Anzeichen des nahenden Todes, der sogenannten Finalphase, sind oft körperliche Veränderungen wie flachere, unregelmäßige Atmung mit Pausen, schwächerer Puls, blasse oder fleckige Haut (besonders an Füßen/Beinen), kühle Extremitäten, veränderte Augen (fixieren nichts), Einsinken der Wangen/Augen, Muskelschlaffheit und Appetitlosigkeit; emotional zieht sich die Person oft zurück, wird verwirrt oder schläfrig, während sich im Inneren des Körpers die Organfunktionen langsam einstellen.
 

Wie kann man einem Sterbenden helfen, loszulassen?

Um Sterbenden zu helfen, loszulassen, bieten Sie Präsenz, Ruhe und Erfüllung letzter Wünsche, während Sie auch Ihre eigenen Bedürfnisse nicht vernachlässigen; vor allem ist es wichtig, dem Sterbenden die Erlaubnis zum Gehen zu geben und zu verstehen, dass Loslassen auch für die Angehörigen ein Teil der Trauer ist, wobei professionelle Hilfe (Hospiz, Seelsorge) Unterstützung bieten kann. 

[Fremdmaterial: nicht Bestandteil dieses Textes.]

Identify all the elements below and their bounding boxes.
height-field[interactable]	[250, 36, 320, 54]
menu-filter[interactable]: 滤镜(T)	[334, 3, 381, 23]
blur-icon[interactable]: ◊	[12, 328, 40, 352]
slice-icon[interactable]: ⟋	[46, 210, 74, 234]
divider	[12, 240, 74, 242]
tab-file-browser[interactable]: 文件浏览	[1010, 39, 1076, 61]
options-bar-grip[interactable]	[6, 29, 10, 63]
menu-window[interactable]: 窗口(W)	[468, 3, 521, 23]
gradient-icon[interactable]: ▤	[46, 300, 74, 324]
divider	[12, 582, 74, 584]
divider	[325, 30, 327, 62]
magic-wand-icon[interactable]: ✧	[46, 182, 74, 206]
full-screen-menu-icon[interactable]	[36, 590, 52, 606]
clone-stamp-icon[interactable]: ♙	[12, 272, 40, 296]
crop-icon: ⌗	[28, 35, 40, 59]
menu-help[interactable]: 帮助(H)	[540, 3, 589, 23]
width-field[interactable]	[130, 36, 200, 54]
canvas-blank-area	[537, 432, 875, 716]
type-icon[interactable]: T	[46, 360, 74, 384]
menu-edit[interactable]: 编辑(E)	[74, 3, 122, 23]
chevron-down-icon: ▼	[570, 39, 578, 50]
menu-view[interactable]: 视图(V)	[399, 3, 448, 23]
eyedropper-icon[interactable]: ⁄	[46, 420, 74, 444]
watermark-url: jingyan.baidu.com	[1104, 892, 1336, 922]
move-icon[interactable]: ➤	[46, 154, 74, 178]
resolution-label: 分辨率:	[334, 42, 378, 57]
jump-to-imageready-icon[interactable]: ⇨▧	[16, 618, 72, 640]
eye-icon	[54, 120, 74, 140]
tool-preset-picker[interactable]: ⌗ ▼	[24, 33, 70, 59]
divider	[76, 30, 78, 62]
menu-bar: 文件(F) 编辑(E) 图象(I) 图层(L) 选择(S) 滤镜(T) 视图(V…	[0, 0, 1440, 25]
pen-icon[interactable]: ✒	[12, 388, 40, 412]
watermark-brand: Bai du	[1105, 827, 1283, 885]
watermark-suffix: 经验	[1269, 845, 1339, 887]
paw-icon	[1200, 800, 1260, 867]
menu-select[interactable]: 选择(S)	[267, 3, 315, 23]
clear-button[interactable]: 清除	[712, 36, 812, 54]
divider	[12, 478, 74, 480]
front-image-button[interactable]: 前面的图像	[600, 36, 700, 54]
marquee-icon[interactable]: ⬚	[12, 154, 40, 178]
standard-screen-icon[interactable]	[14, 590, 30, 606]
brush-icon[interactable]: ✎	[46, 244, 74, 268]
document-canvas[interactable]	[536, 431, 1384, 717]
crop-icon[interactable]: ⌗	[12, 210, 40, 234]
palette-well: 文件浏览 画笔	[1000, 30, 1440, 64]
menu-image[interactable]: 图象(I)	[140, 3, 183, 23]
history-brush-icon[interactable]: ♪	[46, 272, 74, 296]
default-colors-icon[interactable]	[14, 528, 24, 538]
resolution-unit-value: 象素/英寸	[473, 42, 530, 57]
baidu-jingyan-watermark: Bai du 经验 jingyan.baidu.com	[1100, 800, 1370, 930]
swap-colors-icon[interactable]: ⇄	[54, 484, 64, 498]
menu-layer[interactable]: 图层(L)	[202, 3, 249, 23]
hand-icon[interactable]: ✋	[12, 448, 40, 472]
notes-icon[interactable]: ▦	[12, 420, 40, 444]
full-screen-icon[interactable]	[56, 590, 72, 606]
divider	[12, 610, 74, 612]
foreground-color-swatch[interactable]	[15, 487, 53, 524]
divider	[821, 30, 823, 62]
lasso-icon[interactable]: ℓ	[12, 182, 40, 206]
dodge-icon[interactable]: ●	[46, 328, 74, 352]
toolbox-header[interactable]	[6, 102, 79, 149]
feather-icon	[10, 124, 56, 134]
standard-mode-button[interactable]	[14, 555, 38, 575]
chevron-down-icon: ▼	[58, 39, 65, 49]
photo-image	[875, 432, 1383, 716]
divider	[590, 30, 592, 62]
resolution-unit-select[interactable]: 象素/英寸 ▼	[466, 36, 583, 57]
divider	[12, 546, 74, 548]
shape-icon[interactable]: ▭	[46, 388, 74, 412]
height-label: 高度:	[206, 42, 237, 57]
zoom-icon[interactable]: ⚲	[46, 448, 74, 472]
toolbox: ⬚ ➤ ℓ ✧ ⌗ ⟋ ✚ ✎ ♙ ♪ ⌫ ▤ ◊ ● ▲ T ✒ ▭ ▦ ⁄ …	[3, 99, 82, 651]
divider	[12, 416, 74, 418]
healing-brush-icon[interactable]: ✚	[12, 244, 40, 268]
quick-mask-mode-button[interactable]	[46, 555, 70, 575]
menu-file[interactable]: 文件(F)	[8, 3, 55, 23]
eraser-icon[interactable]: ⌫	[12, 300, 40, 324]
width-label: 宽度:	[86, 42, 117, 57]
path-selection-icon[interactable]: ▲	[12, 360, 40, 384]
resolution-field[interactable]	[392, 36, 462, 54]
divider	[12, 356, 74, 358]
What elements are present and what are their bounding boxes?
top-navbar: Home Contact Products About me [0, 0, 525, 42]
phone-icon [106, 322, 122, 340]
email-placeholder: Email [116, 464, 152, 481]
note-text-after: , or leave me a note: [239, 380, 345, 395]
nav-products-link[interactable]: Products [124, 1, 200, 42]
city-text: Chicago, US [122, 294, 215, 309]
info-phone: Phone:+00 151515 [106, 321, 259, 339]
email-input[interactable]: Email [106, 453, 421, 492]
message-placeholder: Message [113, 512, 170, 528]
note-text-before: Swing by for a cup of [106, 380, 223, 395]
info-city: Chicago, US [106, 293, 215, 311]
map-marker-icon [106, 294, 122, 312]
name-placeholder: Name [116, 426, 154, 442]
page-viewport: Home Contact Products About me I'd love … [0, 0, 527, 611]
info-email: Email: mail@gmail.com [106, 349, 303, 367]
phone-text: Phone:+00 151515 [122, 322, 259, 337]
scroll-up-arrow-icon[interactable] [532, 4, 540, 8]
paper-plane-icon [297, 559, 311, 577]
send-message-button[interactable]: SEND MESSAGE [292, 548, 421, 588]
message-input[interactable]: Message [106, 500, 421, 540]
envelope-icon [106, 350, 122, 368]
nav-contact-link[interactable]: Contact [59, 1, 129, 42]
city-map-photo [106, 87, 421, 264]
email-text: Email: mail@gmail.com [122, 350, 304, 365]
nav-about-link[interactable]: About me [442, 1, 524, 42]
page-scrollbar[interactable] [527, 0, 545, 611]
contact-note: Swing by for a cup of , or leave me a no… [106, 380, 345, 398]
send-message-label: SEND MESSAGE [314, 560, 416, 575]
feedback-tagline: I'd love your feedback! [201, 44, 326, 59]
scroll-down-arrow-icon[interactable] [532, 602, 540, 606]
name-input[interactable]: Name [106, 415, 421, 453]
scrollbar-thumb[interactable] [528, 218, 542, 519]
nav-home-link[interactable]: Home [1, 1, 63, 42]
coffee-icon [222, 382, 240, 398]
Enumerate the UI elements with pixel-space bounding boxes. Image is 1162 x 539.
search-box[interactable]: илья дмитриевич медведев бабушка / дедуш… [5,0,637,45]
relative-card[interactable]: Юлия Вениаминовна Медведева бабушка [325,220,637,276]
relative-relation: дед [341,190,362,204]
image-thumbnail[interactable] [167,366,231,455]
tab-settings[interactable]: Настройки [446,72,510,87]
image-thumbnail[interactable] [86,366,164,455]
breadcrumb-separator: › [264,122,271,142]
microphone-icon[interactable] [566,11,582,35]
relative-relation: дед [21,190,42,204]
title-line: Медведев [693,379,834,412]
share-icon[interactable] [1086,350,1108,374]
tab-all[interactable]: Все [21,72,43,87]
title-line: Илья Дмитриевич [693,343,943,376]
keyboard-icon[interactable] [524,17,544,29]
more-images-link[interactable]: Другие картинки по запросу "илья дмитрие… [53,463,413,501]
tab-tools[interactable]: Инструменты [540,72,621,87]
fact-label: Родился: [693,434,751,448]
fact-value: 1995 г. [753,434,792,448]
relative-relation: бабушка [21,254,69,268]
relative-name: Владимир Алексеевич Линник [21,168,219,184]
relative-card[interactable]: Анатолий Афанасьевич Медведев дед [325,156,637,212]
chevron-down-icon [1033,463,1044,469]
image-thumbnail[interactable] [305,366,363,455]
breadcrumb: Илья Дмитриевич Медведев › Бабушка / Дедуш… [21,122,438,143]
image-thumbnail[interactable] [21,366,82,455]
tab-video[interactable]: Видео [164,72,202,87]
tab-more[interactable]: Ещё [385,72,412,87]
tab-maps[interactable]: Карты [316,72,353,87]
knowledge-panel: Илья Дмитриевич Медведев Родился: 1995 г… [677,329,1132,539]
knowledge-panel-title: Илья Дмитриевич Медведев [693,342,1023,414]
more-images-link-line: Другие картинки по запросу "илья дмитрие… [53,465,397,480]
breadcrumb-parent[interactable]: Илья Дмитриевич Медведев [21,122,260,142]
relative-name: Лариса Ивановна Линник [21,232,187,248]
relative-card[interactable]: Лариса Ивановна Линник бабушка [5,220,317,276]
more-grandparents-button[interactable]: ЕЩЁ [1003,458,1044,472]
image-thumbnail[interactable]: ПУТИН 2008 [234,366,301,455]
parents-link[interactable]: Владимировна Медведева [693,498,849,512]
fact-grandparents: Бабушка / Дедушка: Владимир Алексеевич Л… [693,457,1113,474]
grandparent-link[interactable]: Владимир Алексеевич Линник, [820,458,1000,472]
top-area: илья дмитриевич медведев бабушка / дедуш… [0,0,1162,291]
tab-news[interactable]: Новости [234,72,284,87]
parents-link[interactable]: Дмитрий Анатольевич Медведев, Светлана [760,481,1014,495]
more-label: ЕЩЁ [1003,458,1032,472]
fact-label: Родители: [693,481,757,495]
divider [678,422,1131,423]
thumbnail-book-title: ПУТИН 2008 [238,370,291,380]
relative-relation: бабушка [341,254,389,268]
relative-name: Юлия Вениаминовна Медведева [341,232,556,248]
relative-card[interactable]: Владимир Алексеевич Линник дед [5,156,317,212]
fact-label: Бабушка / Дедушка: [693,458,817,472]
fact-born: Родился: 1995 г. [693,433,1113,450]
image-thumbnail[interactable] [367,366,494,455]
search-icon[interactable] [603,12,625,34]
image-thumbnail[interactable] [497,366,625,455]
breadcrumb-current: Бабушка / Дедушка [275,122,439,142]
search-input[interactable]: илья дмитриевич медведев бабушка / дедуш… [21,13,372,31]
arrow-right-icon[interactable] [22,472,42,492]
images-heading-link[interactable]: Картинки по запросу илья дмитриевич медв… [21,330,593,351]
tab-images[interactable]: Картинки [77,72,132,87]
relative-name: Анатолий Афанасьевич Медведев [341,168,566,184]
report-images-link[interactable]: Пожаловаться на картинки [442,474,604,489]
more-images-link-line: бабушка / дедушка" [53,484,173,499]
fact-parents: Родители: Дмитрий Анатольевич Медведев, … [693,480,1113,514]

Was tun bei absoluter Appetitlosigkeit?

Vermeiden Sie starke Essensgerüche, lüften Sie vor dem Essen. Variieren Sie Umgebung, Zeit und Ort der Mahlzeiten; auch Ablenkungen können helfen (z.B. in Gesellschaft essen, vor dem Fernseher usw.). Lauwarme & kalte Speisen werden besser akzeptiert, da sie weniger stark riechen.

Was fällt alles unter lebensverlängernde Maßnahmen?

Lebensverlängernde Maßnahmen sind medizinische Eingriffe und Therapien, die dazu dienen, das Leben eines schwer kranken oder verletzten Menschen zu erhalten, wenn eine Heilung nicht mehr möglich ist und die Maßnahmen nur den Sterbeprozess verlängern, oft aber nicht die Lebensqualität verbessern. Dazu gehören künstliche Beatmung, Sondenernährung (PEG-Sonde), Reanimationen, Infusionen, Operationen und bestimmte Medikamente, wobei die Entscheidung für oder gegen diese Maßnahmen oft in Patientenverfügungen getroffen wird, um den mutmaßlichen Patientenwillen zu wahren.
 

Was bedeutet keine lebensverlängernden Maßnahmen?

Für Patienten und an einer Verfügung Interessierte bedeutet dies, dass sie sich für den Sterbefall aktiv mit ihrem Willen, den entsprechenden medizinischen Maßnahmen und den hierzu notwendigen Formulierungen auseinandersetzen müssen, um die Verfügung bindend und rechtssicher zu gestalten.

Was passiert, wenn ein Demenzkranker nicht mehr schlucken kann?

Die Lungenentzündung ist eins der größten Risiken, die mit einer Schluckstörung verbunden sind. Für ältere Menschen verläuft eine solche Infektion nicht selten tödlich. Auch Mangelernährung und die Unterversorgung mit Flüssigkeit (Exsikkose) können eine gravierende Folge von Schluckstörungen sein.

Was bedeutet es, wenn alte Menschen nicht mehr essen wollen?

Wenn alte Menschen nicht mehr essen wollen, kann das viele Ursachen haben, von normalen Alterungsprozessen (veränderter Stoffwechsel, nachlassender Geruchs-/Geschmackssinn) über gesundheitliche Probleme (Zahnprobleme, Medikamentennebenwirkungen, Demenz, Krankheiten) bis hin zu psychischen Faktoren (Einsamkeit, Depression), wobei am Lebensende Appetitlosigkeit ein natürlicher Teil des Sterbeprozesses sein kann, wenn der Körper Nahrung nicht mehr verarbeiten kann und Essen zur Belastung wird. Ein Arztbesuch ist bei länger andauernder Appetitlosigkeit ratsam, um die genaue Ursache abzuklären und Mangelernährung zu vermeiden.
 

Wie lange vor dem Tod erfolgt Palliativpflege?

Eine palliative Versorgung kann sehr früh beginnen und sich über viele Monate, manchmal auch Jahre hinziehen. "Palliativ" heißt also nicht, dass es nur noch um Tage und Wochen geht. Die verbleibende Lebenszeit von unheilbar erkrankten Menschen kann in verschiedene Phasen unterteilt werden.

Was sind Mischinfusionen in der Palliativmedizin?

In der Palliativmedizin ist es üblich, zwei oder mehr Arzneimittel zur kontinuierlichen Infusion miteinander zu mischen, um die Belastung für die Patienten so gering wie möglich zu halten.